So accurate, in fact, has the study been, that researchers working on it have altered their lives to spend less time working and more on relationships.
It seems to prove, despite what we may think, that money doesn’t make us happy.
Paul McCartney was right: money can’t buy love.
Particularly for people running schools and living abroad, it’s also very possible at some point we might have to rush back home because of a family or personal emergency. I’m fortunate enough to have been able to spend extended periods back in England looking after relatives twice since 2005, while my business took care of itself.
In fact, it grew.
Without systems, staff and financial planning, this would have been impossible.
You have to do a budget and review regularly in the form of management accounts. This is absolutely crucial.
Don’t have an accountant? Get one. Sit down and make a budget and review it monthly with them. It is not as difficult or as daunting as it sounds, and it could save your whole operation from a nasty shock.
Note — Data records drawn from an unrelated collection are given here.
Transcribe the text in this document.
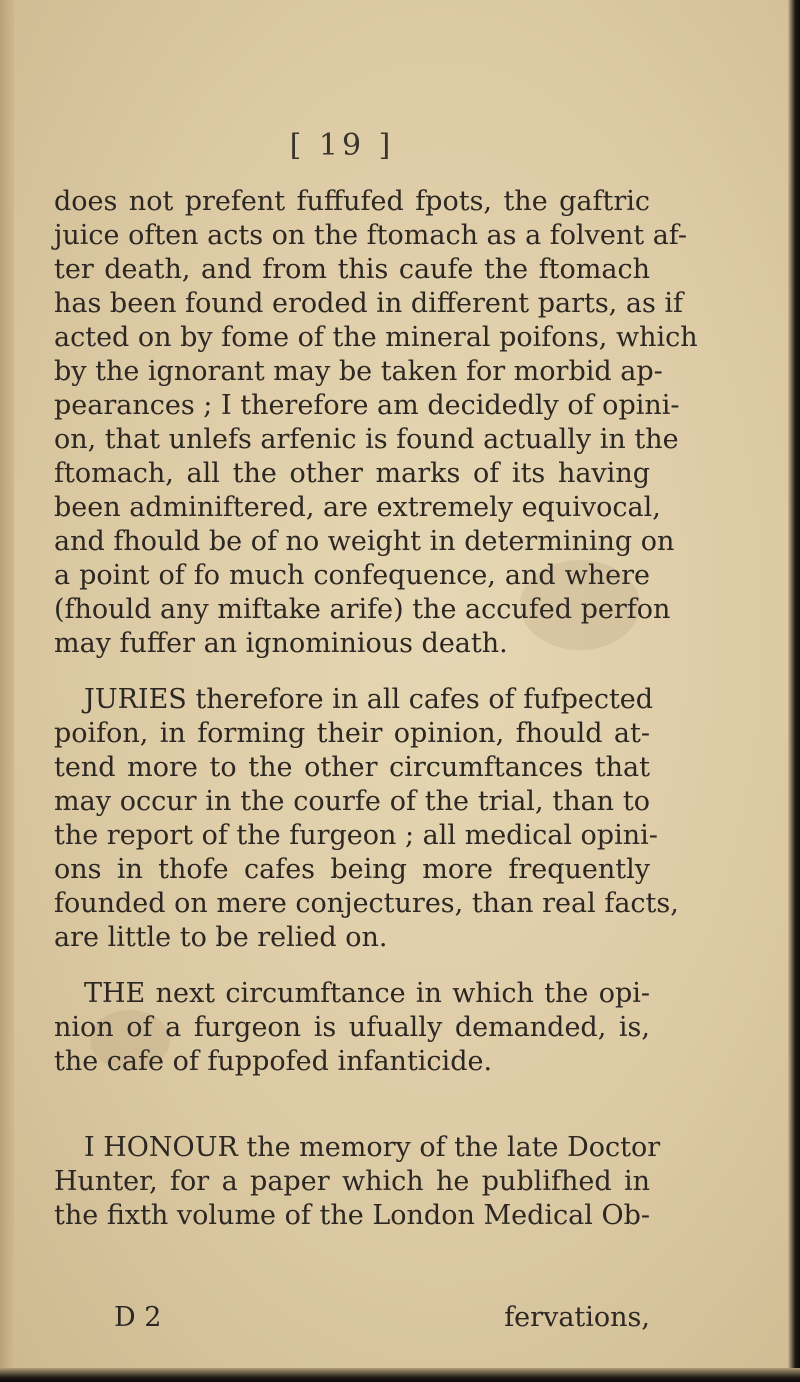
[ 19 ]
does not prefent fuffufed fpots, the gaftric
juice often acts on the ftomach as a folvent af-
ter death, and from this caufe the ftomach
has been found eroded in different parts, as if
acted on by fome of the mineral poifons, which
by the ignorant may be taken for morbid ap-
pearances ; I therefore am decidedly of opini-
on, that unlefs arfenic is found actually in the
ftomach, all the other marks of its having
been adminiftered, are extremely equivocal,
and fhould be of no weight in determining on
a point of fo much confequence, and where
(fhould any miftake arife) the accufed perfon
may fuffer an ignominious death.
JURIES therefore in all cafes of fufpected
poifon, in forming their opinion, fhould at-
tend more to the other circumftances that
may occur in the courfe of the trial, than to
the report of the furgeon ; all medical opini-
ons in thofe cafes being more frequently
founded on mere conjectures, than real facts,
are little to be relied on.
THE next circumftance in which the opi-
nion of a furgeon is ufually demanded, is,
the cafe of fuppofed infanticide.
I HONOUR the memory of the late Doctor
Hunter, for a paper which he publifhed in
the fixth volume of the London Medical Ob-
D 2	fervations,
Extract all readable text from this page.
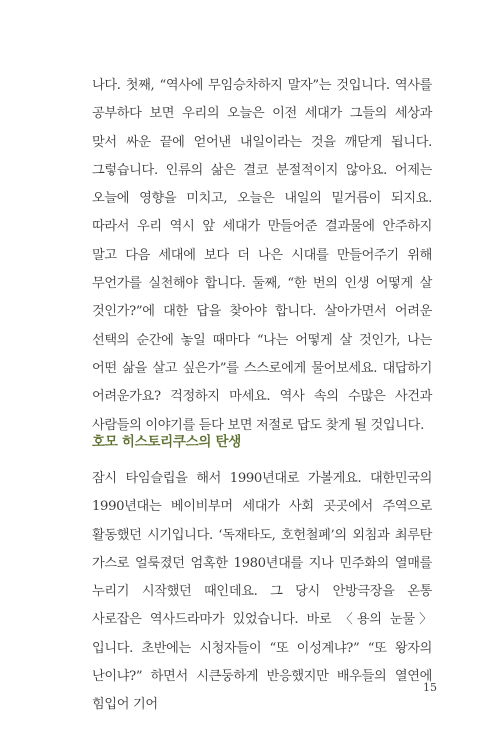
나다. 첫째, “역사에 무임승차하지 말자”는 것입니다. 역사를 공부하다 보면 우리의 오늘은 이전 세대가 그들의 세상과 맞서 싸운 끝에 얻어낸 내일이라는 것을 깨닫게 됩니다. 그렇습니다. 인류의 삶은 결코 분절적이지 않아요. 어제는 오늘에 영향을 미치고, 오늘은 내일의 밑거름이 되지요. 따라서 우리 역시 앞 세대가 만들어준 결과물에 안주하지 말고 다음 세대에 보다 더 나은 시대를 만들어주기 위해 무언가를 실천해야 합니다. 둘째, “한 번의 인생 어떻게 살 것인가?”에 대한 답을 찾아야 합니다. 살아가면서 어려운 선택의 순간에 놓일 때마다 “나는 어떻게 살 것인가, 나는 어떤 삶을 살고 싶은가”를 스스로에게 물어보세요. 대답하기 어려운가요? 걱정하지 마세요. 역사 속의 수많은 사건과 사람들의 이야기를 듣다 보면 저절로 답도 찾게 될 것입니다.

호모 히스토리쿠스의 탄생

잠시 타임슬립을 해서 1990년대로 가볼게요. 대한민국의 1990년대는 베이비부머 세대가 사회 곳곳에서 주역으로 활동했던 시기입니다. ‘독재타도, 호헌철폐’의 외침과 최루탄 가스로 얼룩졌던 엄혹한 1980년대를 지나 민주화의 열매를 누리기 시작했던 때인데요. 그 당시 안방극장을 온통 사로잡은 역사드라마가 있었습니다. 바로 〈용의 눈물〉입니다. 초반에는 시청자들이 “또 이성계냐?” “또 왕자의 난이냐?” 하면서 시큰둥하게 반응했지만 배우들의 열연에 힘입어 기어

15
The business owner working 18 hours a day will not have the time to put into close, personal relationships.
Without having staff and systems to take the heavy lifting, and by not doing a budget, by not knowing exactly how your business runs, you will not be able to allocate funds to other people to do jobs you can’t do or don’t want to do – and delegation or outsourcing should be your aim.
Without a budget you will have to work in, rather than on, your business forever, and you will never be truly happy.